И держалась крепко-накрепко. Да смерть, видно, сильнее её любви оказалась.
 А ведь про любовь они с Матюшей никогда не говорили, даже не произносили ни разу слово это. Ну, а что их жизнь, как не любовь? Может, какая другая есть, но ей хватало этой!

Вот опять же, когда Павлика, первенца, привезли. Матюша сына в одну руку, её в другую – качает и улыбается… а на каждой реснице счастье так и прыгает…
А уж она-то за жизнь ни на кого и не глянула – не было других.  Ну не видела она их!

 Что говорить, всякого хватало в жизни: и завистников через край и дураков. Только не пристало к ним обоим это. У них своё было особенное, только им Богом даденое и ничему плохому там места не было.

Сколько же придётся вот так, без Матюши-то?
Проси, не проси – каждому свой век.

А холоднее стало, вот как ушёл Матюша, так и похолодало. Она с тех пор кофту и носки не снимала. Дочь скажет: «Иди на солнышко да разденься. Тепло-то как!» Вот им тепло, а ей холодно.

 И варить разучилась. Для Матюши что только не придумывала. Он, бывало, ест и мурчит, вкусно, значит.
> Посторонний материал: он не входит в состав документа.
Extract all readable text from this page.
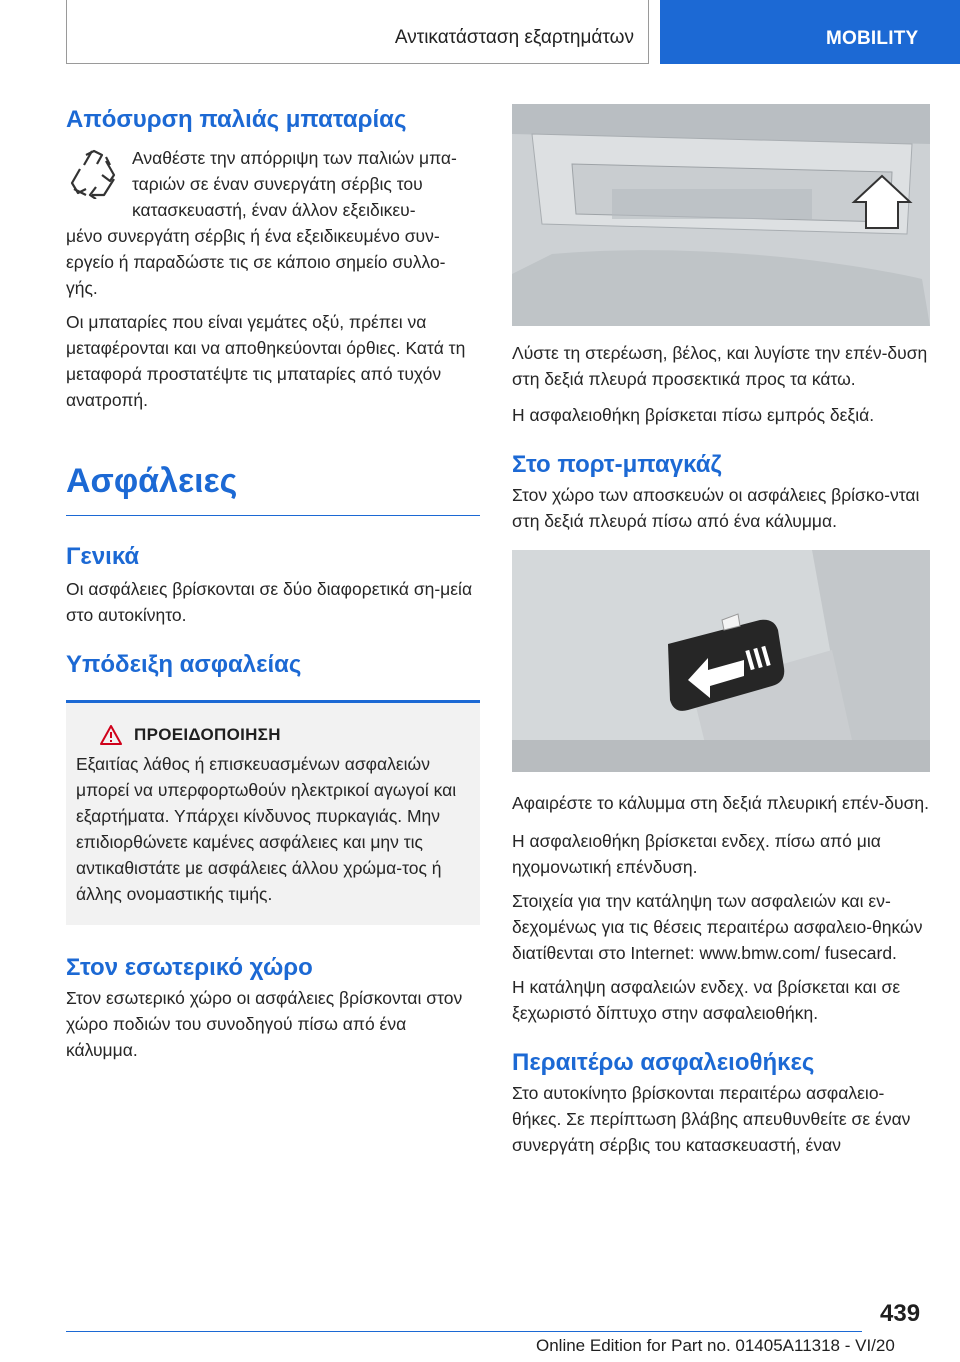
Αντικατάσταση εξαρτημάτων	MOBILITY
Απόσυρση παλιάς μπαταρίας

Αναθέστε την απόρριψη των παλιών μπα-

ταριών σε έναν συνεργάτη σέρβις του

κατασκευαστή, έναν άλλον εξειδικευ-

μένο συνεργάτη σέρβις ή ένα εξειδικευμένο συν-

εργείο ή παραδώστε τις σε κάποιο σημείο συλλο-

γής.

Οι μπαταρίες που είναι γεμάτες οξύ, πρέπει να μεταφέρονται και να αποθηκεύονται όρθιες. Κατά τη μεταφορά προστατέψτε τις μπαταρίες από τυχόν ανατροπή.

Ασφάλειες
Γενικά

Οι ασφάλειες βρίσκονται σε δύο διαφορετικά ση-μεία στο αυτοκίνητο.

Υπόδειξη ασφαλείας
ΠΡΟΕΙΔΟΠΟΙΗΣΗ

Εξαιτίας λάθος ή επισκευασμένων ασφαλειών μπορεί να υπερφορτωθούν ηλεκτρικοί αγωγοί και εξαρτήματα. Υπάρχει κίνδυνος πυρκαγιάς. Μην επιδιορθώνετε καμένες ασφάλειες και μην τις αντικαθιστάτε με ασφάλειες άλλου χρώμα-τος ή άλλης ονομαστικής τιμής.

Στον εσωτερικό χώρο

Στον εσωτερικό χώρο οι ασφάλειες βρίσκονται στον χώρο ποδιών του συνοδηγού πίσω από ένα κάλυμμα.

Λύστε τη στερέωση, βέλος, και λυγίστε την επέν-δυση στη δεξιά πλευρά προσεκτικά προς τα κάτω.

Η ασφαλειοθήκη βρίσκεται πίσω εμπρός δεξιά.

Στο πορτ-μπαγκάζ

Στον χώρο των αποσκευών οι ασφάλειες βρίσκο-νται στη δεξιά πλευρά πίσω από ένα κάλυμμα.

Αφαιρέστε το κάλυμμα στη δεξιά πλευρική επέν-δυση.

Η ασφαλειοθήκη βρίσκεται ενδεχ. πίσω από μια ηχομονωτική επένδυση.

Στοιχεία για την κατάληψη των ασφαλειών και εν-δεχομένως για τις θέσεις περαιτέρω ασφαλειο-θηκών διατίθενται στο Internet: www.bmw.com/ fusecard.

Η κατάληψη ασφαλειών ενδεχ. να βρίσκεται και σε ξεχωριστό δίπτυχο στην ασφαλειοθήκη.

Περαιτέρω ασφαλειοθήκες

Στο αυτοκίνητο βρίσκονται περαιτέρω ασφαλειο-θήκες. Σε περίπτωση βλάβης απευθυνθείτε σε έναν συνεργάτη σέρβις του κατασκευαστή, έναν

439
Online Edition for Part no. 01405A11318 - VI/20
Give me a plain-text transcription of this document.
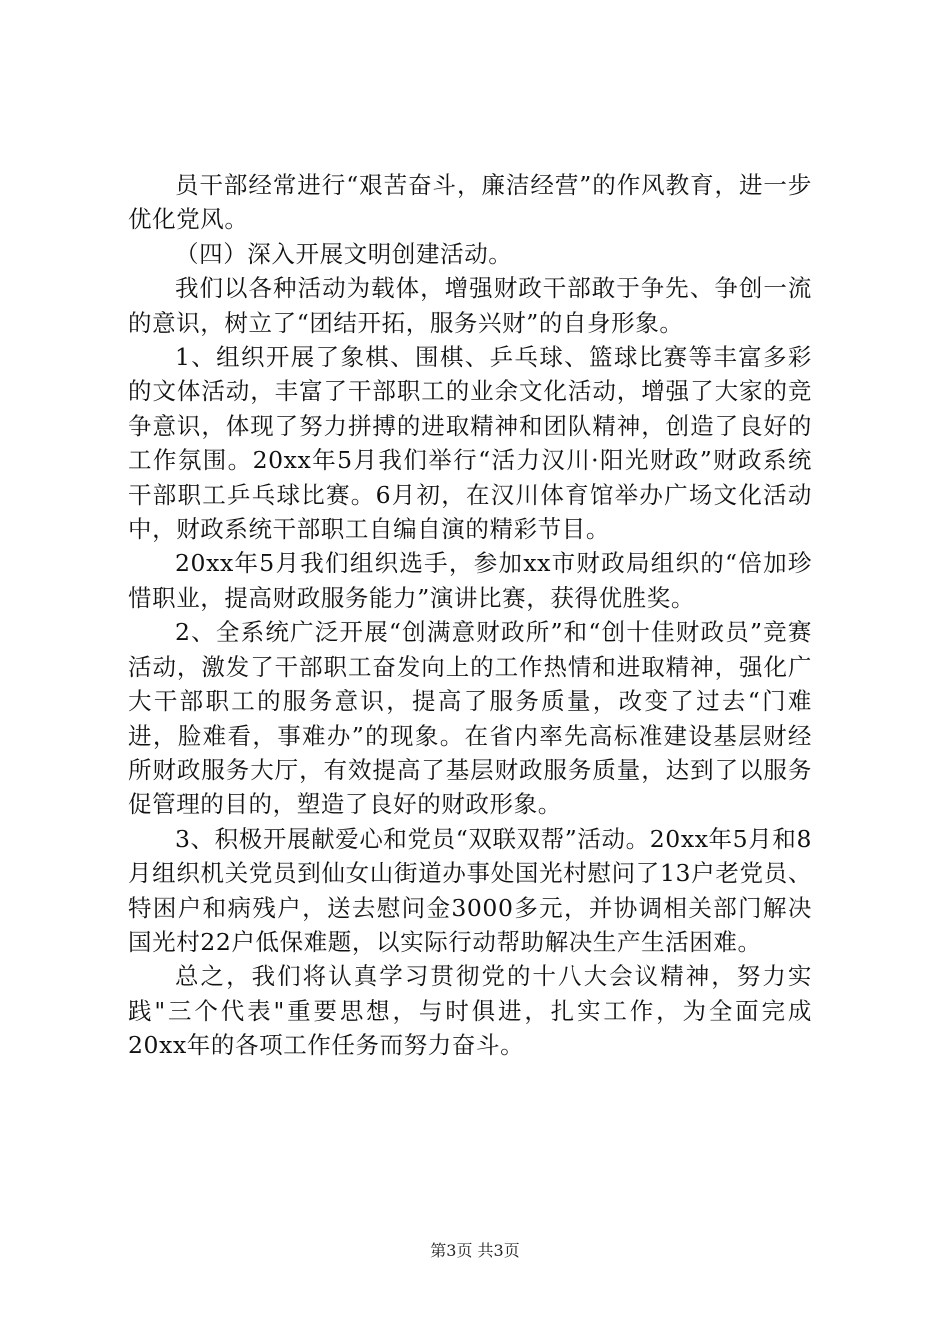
员干部经常进行“艰苦奋斗，廉洁经营”的作风教育，进一步优化党风。

（四）深入开展文明创建活动。

我们以各种活动为载体，增强财政干部敢于争先、争创一流的意识，树立了“团结开拓，服务兴财”的自身形象。

1、组织开展了象棋、围棋、乒乓球、篮球比赛等丰富多彩的文体活动，丰富了干部职工的业余文化活动，增强了大家的竞争意识，体现了努力拼搏的进取精神和团队精神，创造了良好的工作氛围。20xx年5月我们举行“活力汉川·阳光财政”财政系统干部职工乒乓球比赛。6月初，在汉川体育馆举办广场文化活动中，财政系统干部职工自编自演的精彩节目。

20xx年5月我们组织选手，参加xx市财政局组织的“倍加珍惜职业，提高财政服务能力”演讲比赛，获得优胜奖。

2、全系统广泛开展“创满意财政所”和“创十佳财政员”竞赛活动，激发了干部职工奋发向上的工作热情和进取精神，强化广大干部职工的服务意识，提高了服务质量，改变了过去“门难进，脸难看，事难办”的现象。在省内率先高标准建设基层财经所财政服务大厅，有效提高了基层财政服务质量，达到了以服务促管理的目的，塑造了良好的财政形象。

3、积极开展献爱心和党员“双联双帮”活动。20xx年5月和8月组织机关党员到仙女山街道办事处国光村慰问了13户老党员、特困户和病残户，送去慰问金3000多元，并协调相关部门解决国光村22户低保难题，以实际行动帮助解决生产生活困难。

总之，我们将认真学习贯彻党的十八大会议精神，努力实践"三个代表"重要思想，与时俱进，扎实工作，为全面完成20xx年的各项工作任务而努力奋斗。

第3页 共3页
А она довольна! Стоит за спиной и волосы ему гладит. И нет выше счастья, как кормить любимого!
А он её любил кормить киселём из ложечки. Да ложечку возьмёт махонькую… это, чтоб чаще подавать. А у самого глаза так и блещут… Ну, больше пяти-шести ложечек сроду не съела. Сгребёт ручищами и всё… она сама уж, как кисель.

Ох, Матюшенька!
Видно, шибко мы любили,  раз так скоро кончилось всё. Вылюбили своё.
Уж какая горячая была, удержу не было, а вот нет Матюши и никого не надо. Да ещё больше не надо, чем раньше. Даже слышать про эти разговоры не хочу!
Кто скажет: «Сошлась бы с кем, да жили».
Да просто жить я и одна могу.
Мне надо не просто…
Мне надо так!..
Мне надо с Матюшей…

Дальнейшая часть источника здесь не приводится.